What GX in EasySolar-II GX?

I’m looking for info on the GX in EasySolar-II GX units. I know it’s not a full Cerbo GX, so is it a full Cerbo-S GX or a special units for the AIO Victrons?

Completely different setup. Well, not completely, lots in common, but also not.

It is based around the same ARM core as the Cerbo, namely the A7, but it is actually a Nanopi sitting on top of a larger daughterboard that contains the peripherals. A device-tree is included that tells the Linux kernel where to find everything. Some of the boards, older revisions, contains an ATMEL microprocessor that runs a software CAN-bus implementation (slcan). The newer ones have a MCP2518 (I believe) for the same job.

In this respect it has similarities with the Cerbo. The Cerbo too, has one on-chip CAN controller, and a second one that is a microcontroller in the earlier revisions, and a dedicated chip in newer revisions.

The Cerbo-S has only the on-SOC CAN-controller, and hence only one CAN port.

The LCD is a standard 16x2 LCD running some chip from Hitachi, which already had Linux support for years. It shows up as /dev/lcd on the software side and it behaves like the usual VT100 terminal. There is a bit of python code controlling the LCD screen.

Thank you! I cannot find any technical documentation on this whatsoever. Is there anything within Victron that you can share or point me to?

I don’t think this inner detail is all that well documented. What you can do is take a peak at some of the sunxi branches over here. The magic is mostly in the device tree.

For reference – not sure how well you know this stuff – small embedded platforms doesn’t have “plug and play” capabilities. You write a definition of what hardware is to be found where, and you load it into RAM along with the kernel and the “initramfs”. The difference then between the nanopi-based EasySolar is simply that it has all the hardware already attached, and the kernel already knows where everything is.

This looks like heading down a route with limited or no predictable support, so I conclude it’s not worth trying to dabble with NodeRed and such on this platform for a customer - it’ll cost them more in consult time than buying a Cerbo GX and a larger Multi with external MPPT(s), and provides a much-wanted excuse for the upgrade anyway :thinking:. The EasySolar-II are great boxes for non-dabblers though, but not so great when basic users develop more sophisticated “wants”.

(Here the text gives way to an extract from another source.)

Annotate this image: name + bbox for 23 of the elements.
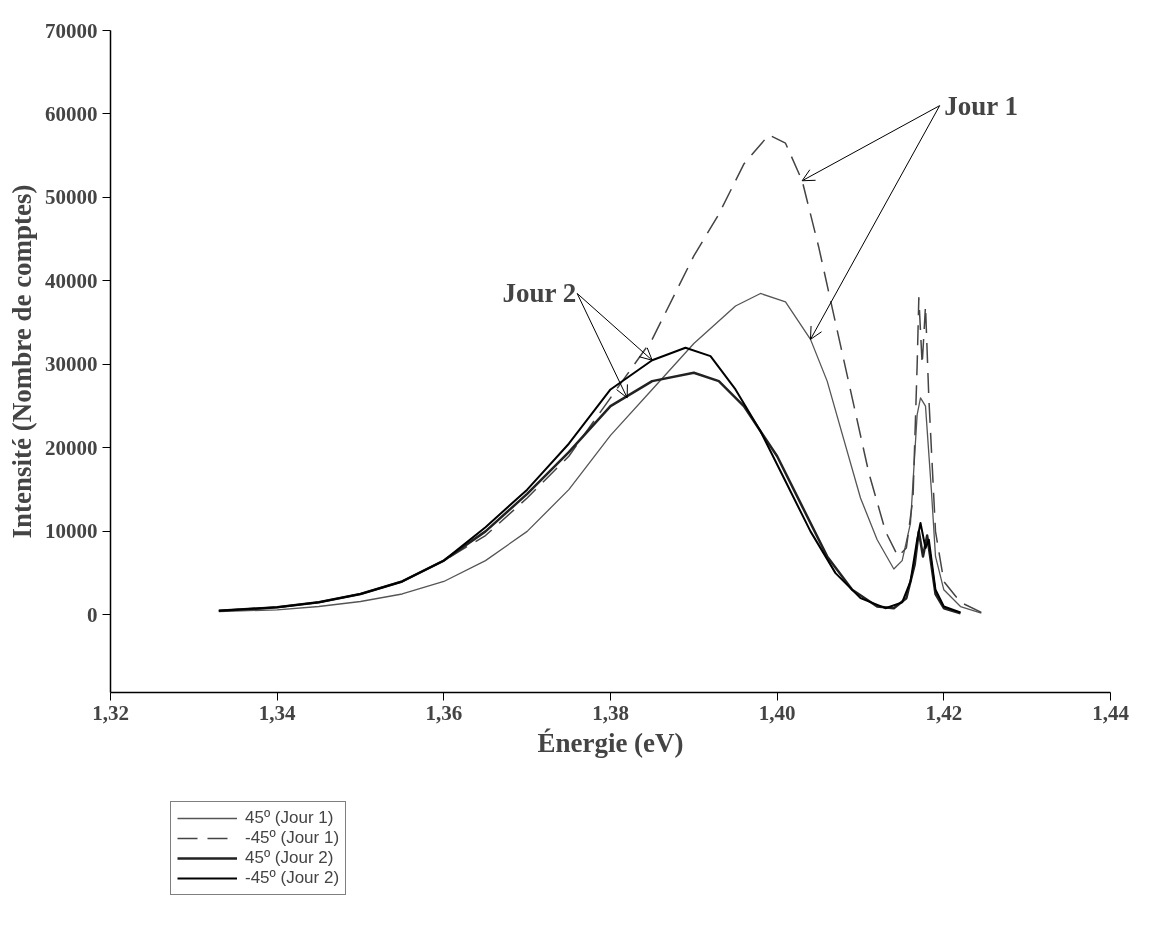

I do wonder how long this configuration will still be provided as the single-string limitation also doesn’t make expansion simple.

Thanks for the info.

Maybe an idea to ponder on … remove the GX inside it/disable it, and connect an external Cerbo?

1 Like

A feasible option for one’s own tinkering inverter but not viable for a non-technical customer who has guarantee expectations and would become a support nightmare. These EasySolar-II GX units are bulletproof and easy enough to resell. Money’s not the issue here - simplicity, standardisation and “normal” support are.